Some alarming statistics from Finland....
The Finnish Ministry of Defense has published a report available in English concerning the problems/challenges facing Russia. On page 51 under the heading of "Islam in Russia", the subject of Russia's challenges becomes even that much more interesting. It's the first time I've seen a Finnish Ministry report mentioning the possibility of Russia becoming a Muslim majority state.
Islam and Muslims in Russia pose a serious challenge to Russia’s internal stability and domestic policy. After the collapse of the Soviet Union the self-esteem and sense of identity of Russia’s 20 million Muslims have been bolstered. In 1991 there were approximately 300 mosques in Russia; the present number approaches 8 000. Half of the new mosques have been built with foreign financing, mainly from Turkey, Iran and Saudi Arabia. In 1991 there were no Islamic schools in the Russian Federation. Now there are approximately 60 madrassas, attended by some 50 000 students.
Percentagewise, the largest Muslim populations are in the Volga-Ural region, Bashkorstan, Tatarstan, the North Caucasus and the Karelian Republic. In the Karelian Republic there are some 20 000 Muslims (3 % of the population).32
Another striking statistic is related to the growth of Russia’s Muslim population. Russia is about to face big demographic challenges. Russia’s population is diminishing by approximately 400 000 persons per year; yet, the population in 15 Russian regions increased in 2005. Each of them, such as Chechnya, Dagestan and Ingushetya in the North Caucasus has sizeable Muslim populations. The life expectancy among Muslim males is far greater than that of ethnic Russians.33
Paul Goble, an expert of Islam and the Muslim populationin Russia, estimates that the majority of Russian military recruits will be Muslims in 2015. In 2020 twenty per cent of the citizens will be Muslims, provided that the current demographic trends continue. If no changes occur, within three decades the majority of the citizens of the Russian Federation will be Muslims. Russian Muslims are a very heterogeneous group, ranging from Volga Tatars and multiethnic groupings in the North Caucasus to the new immigrants from the former Soviet republics in Central Asia.

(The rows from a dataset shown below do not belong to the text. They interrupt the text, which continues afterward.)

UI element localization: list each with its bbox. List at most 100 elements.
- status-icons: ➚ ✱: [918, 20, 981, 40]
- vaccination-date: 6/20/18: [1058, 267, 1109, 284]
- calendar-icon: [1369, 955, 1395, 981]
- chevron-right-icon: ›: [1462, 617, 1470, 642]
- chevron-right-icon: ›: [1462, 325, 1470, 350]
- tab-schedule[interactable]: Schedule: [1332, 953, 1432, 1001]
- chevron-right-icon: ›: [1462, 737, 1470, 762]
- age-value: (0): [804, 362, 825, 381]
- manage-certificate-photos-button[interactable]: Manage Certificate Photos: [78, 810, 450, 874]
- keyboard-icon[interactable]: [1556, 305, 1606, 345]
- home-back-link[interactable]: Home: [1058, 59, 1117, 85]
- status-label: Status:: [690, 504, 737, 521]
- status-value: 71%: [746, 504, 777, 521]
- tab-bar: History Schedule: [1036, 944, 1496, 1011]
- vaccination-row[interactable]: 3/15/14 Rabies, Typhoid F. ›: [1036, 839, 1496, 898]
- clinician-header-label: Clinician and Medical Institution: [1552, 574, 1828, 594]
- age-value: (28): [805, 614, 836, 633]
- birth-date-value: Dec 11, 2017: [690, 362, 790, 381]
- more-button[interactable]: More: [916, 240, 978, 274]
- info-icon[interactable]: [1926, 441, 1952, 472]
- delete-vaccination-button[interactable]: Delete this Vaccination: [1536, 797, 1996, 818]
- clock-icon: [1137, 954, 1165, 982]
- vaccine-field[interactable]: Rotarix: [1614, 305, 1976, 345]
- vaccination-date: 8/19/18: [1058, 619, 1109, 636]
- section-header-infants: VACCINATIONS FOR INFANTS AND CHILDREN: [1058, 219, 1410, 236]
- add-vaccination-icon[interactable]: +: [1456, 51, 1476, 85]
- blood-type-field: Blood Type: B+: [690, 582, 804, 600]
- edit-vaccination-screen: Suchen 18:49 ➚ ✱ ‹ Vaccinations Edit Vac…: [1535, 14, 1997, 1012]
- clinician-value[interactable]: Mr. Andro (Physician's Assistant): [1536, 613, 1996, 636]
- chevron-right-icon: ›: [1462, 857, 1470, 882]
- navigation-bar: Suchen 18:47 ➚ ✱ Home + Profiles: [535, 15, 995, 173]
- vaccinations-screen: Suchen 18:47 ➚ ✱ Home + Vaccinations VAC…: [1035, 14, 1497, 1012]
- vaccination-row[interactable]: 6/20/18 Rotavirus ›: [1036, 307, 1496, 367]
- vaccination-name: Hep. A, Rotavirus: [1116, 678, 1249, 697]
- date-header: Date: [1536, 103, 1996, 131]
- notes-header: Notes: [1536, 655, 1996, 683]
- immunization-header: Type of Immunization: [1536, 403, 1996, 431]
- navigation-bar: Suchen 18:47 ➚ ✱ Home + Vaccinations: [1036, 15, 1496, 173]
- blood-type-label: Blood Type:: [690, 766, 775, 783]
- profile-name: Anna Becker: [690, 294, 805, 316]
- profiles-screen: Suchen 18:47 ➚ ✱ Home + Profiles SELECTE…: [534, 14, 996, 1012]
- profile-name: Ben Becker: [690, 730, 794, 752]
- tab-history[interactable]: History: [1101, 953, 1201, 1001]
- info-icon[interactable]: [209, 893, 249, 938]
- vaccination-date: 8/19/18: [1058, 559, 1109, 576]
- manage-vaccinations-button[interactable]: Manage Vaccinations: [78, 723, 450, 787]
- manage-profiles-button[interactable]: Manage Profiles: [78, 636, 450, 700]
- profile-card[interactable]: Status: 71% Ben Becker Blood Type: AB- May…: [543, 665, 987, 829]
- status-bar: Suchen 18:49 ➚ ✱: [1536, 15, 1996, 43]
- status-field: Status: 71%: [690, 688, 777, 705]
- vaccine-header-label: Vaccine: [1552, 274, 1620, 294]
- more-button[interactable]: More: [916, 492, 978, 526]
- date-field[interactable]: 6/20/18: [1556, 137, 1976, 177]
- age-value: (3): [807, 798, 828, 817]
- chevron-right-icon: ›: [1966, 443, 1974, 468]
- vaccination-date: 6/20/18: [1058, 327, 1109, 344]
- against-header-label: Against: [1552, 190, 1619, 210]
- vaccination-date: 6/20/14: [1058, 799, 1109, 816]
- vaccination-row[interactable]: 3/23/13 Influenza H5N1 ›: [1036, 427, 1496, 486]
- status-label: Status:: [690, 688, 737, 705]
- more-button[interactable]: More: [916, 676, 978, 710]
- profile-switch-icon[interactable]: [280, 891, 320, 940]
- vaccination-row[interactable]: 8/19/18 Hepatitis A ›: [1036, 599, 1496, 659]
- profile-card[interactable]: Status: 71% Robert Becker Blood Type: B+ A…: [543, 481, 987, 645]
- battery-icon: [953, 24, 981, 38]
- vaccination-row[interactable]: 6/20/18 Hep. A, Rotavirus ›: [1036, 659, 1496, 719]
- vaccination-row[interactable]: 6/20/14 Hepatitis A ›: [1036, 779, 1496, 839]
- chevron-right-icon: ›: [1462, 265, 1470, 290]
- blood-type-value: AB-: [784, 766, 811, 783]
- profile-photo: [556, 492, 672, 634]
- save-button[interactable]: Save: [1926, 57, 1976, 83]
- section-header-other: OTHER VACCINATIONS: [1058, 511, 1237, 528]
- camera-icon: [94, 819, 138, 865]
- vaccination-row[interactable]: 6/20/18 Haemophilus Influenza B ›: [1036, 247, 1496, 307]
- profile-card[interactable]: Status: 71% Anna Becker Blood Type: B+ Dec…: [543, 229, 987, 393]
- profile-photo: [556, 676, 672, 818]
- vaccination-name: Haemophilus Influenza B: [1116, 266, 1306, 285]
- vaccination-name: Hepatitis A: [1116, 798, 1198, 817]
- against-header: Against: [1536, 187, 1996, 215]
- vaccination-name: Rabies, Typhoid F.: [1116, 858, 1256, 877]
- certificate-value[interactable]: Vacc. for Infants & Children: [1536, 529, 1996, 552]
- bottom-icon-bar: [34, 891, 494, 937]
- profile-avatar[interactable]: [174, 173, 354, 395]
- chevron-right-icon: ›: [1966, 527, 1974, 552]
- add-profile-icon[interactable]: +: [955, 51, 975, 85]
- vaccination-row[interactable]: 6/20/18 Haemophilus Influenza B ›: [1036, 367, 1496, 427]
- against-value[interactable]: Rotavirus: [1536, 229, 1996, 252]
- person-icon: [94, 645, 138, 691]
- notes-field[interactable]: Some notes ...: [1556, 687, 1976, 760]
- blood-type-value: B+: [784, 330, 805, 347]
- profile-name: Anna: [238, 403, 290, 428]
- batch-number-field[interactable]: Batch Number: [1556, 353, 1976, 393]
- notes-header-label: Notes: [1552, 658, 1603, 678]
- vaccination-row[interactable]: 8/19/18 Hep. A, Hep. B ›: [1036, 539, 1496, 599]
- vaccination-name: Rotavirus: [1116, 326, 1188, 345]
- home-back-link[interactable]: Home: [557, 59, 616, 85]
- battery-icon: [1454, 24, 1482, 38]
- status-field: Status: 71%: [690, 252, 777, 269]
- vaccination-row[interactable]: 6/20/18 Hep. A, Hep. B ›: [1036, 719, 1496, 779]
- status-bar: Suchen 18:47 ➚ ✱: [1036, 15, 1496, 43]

Yet, they share one common denominator: their birth rates exceed that of the Slavic population.34 Looking at the statistics it becomes perfectly clear that Russian Muslims are going to play an important role in the future. This will not affect domestic policy only, but will also have an effect on foreign policy. Although Russia is an observer at the Congress of Islamic Organisation, its Iran policy also reflects Russia’s internal differences of opinion. On the one hand Russia seeks cooperation and shared interests but, on the other hand, it is wary of the Islamic world and sees itself, first and foremost, as a European state.